According to Scott Peters, chairman and CEO of Healthcare Trust of America, the fundamentals of the medical office sector remains solid in the long-term future for MOB outpatient demand looks strong. On the firm’s Q3 call, he said that the overall tailwinds influencing the MOB sector continues.
“The demand for healthcare services continue to increase as the ’18 population turns 65 at a projected rate of 10,000 individuals per day for the next 15 to 20 years. To focus on quality of life and life longevity has never been greater,” he said. “Healthcare systems, physician groups and the medical academic universities continue to move to lower costs and more convenient outpatient locations, primarily well located medical office buildings.”

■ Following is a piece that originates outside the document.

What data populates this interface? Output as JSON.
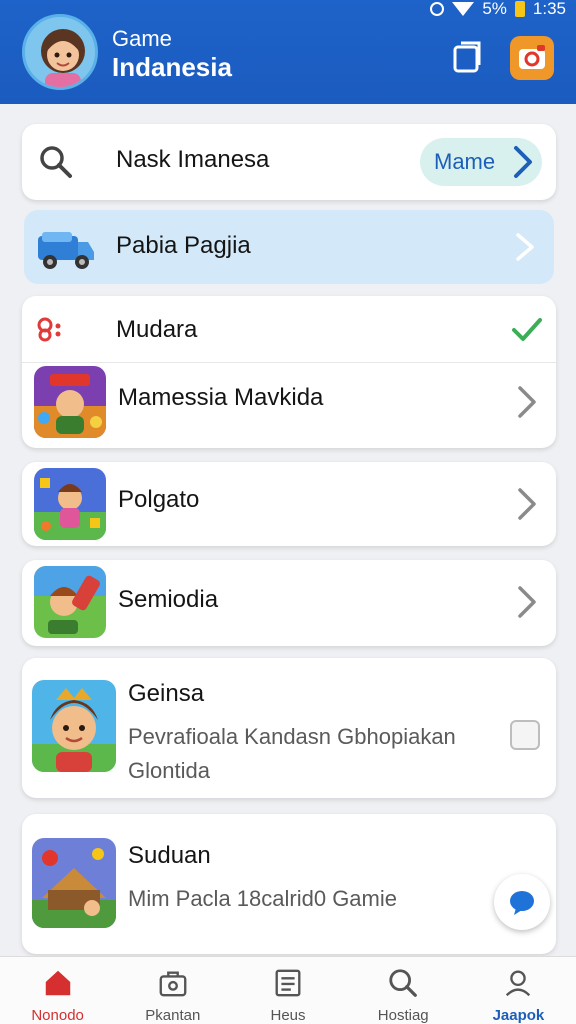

Development remains in check with limited speculative developments, he explained. “We’re seeing and being involved in specific opportunities to address specific needs with several of our healthcare system relationships. This fundamental performance can be seen in our third quarter results, same-store growth was 2.5%, driven by strong 2.7% rental revenue growth, our highest level of revenue growth in over eight quarters.”
As for leasing metrics, he said that metrics are solid. “Total new leasing totaled over 200,000 square feet with cash releasing spreads accelerating to 3.7%. Tenant retention was healthy at 82%, and TI leasing concession costs are in line with past quarters. Forest Park Dallas is leasing up. We entered into 41,000 square feet of new leases at the campus at rates favorable to our budget. This brings our lease rate to 84% for this campus, and we expect continued leasing in the fourth quarter.”
The yield on the REIT’s 2017 investments of $2.8 billion improved to over 5.3% is on track to achieve 5.5% on lease up of artillery development, he explained. “From an investment and acquisition perspective, the volume of transactions is lower than last year. However, the strong fundamentals we have talked about continued to attract private capital into the sector, keeping cap rates pretty much the same as they happen over the last 12 to 18 month, especially on high quality assets. Our investment strategy is to be patient, disciplined and focused in this environment.”